Studies meeting the following criteria will be included: (I) type of study: meta-analyses of GB preparations and published in either English or Chinese peer-reviewed journals; a meta-analysis is defined as in our previous studies (10,12); (II) subjects: humans suffering from any disease (e.g., angina pectoris, ischemic stroke, and dementia), and treated using any GB preparations; (III) interventions: a control group treated with placebo or conventional therapy, and an interventional group treated with any GB preparations (e.g., ginkgolide injection, ginkgo leaf dropping pills, etc.) alone or in combination with the same treatments as the control group; (IV) outcome: any outcome regarding efficacy and safety will be considered. We will exclude duplicate publications or inaccessible full texts, as well as protocols, narratives, or qualitative systematic reviews, letters, conference abstracts, network meta-analyses, and individual participant data meta-analyses.

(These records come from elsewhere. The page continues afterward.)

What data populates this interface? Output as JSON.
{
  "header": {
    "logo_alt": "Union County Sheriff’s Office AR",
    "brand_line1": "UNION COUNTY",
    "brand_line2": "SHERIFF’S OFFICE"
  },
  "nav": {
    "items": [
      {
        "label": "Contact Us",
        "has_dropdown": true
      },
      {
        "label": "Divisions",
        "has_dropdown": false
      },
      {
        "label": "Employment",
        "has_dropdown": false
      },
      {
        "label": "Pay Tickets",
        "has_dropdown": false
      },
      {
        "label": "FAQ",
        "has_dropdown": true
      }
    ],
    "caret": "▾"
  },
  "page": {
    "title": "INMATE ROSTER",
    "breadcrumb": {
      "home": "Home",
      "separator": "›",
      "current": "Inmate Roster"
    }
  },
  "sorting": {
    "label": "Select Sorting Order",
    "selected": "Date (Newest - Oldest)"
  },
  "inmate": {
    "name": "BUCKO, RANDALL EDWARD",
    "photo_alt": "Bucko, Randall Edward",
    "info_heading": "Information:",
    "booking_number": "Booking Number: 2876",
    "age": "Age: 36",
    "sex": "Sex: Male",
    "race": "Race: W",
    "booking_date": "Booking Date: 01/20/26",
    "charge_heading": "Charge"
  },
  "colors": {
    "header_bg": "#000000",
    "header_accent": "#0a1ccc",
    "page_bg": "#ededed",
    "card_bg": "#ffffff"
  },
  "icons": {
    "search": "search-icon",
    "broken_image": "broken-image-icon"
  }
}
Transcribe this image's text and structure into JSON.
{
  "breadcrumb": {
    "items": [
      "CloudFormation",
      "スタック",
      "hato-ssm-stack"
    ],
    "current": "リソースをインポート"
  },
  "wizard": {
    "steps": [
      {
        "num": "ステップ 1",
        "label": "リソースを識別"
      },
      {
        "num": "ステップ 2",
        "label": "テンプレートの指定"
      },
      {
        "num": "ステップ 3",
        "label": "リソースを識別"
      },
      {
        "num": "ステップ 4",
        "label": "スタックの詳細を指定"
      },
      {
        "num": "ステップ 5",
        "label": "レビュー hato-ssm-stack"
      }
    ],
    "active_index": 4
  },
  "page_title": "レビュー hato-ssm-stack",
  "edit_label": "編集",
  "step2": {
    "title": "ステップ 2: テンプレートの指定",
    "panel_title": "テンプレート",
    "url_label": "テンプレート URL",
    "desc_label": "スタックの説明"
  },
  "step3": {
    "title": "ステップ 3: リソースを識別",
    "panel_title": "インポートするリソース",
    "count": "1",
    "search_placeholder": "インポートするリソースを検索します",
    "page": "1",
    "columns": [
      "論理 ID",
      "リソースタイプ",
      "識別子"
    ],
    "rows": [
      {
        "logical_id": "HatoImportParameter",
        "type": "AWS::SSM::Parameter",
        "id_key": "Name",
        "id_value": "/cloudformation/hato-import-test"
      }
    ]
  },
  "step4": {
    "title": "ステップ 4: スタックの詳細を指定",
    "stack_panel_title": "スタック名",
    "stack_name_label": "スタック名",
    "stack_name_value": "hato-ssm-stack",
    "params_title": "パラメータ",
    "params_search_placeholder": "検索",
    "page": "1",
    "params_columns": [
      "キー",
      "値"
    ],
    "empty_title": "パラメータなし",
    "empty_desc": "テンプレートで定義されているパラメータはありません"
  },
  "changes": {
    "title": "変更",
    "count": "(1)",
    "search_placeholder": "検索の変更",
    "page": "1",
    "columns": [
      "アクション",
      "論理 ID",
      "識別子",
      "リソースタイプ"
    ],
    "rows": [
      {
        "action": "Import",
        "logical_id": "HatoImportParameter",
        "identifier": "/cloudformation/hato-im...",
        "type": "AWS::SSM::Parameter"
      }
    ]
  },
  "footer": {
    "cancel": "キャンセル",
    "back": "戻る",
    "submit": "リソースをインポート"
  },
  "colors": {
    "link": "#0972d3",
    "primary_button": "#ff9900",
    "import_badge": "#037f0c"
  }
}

The literature obtained through database search will be imported into EndNote (X9, Clarivate Analytics) software for screening. To exclude irrelevant records, two independent reviewers will conduct the literature selection by reading titles and abstracts. The full text of the remaining papers will be assessed to determine the final eligibility. Any disagreement will be resolved by consulting a third reviewer.

Quality assessment

Two trained reviewers will use AMSTAR-2 and PRISMA 2020 to evaluate the methodological and reporting quality of included meta-analyses. Any conflict will be resolved through discussion. AMSTAR-2 consists of 16 items, where items 2, 4, 7, 9, 11, 13, and 15 are critical items. AMSTAR-2 provides three answers to the question of the items for a meta-analysis, including “Yes”, “Partial Yes” and “No.” Based on existing methodological weaknesses in each meta-analysis, the overall methodological quality can be evaluated as high, moderate, low, or critically low.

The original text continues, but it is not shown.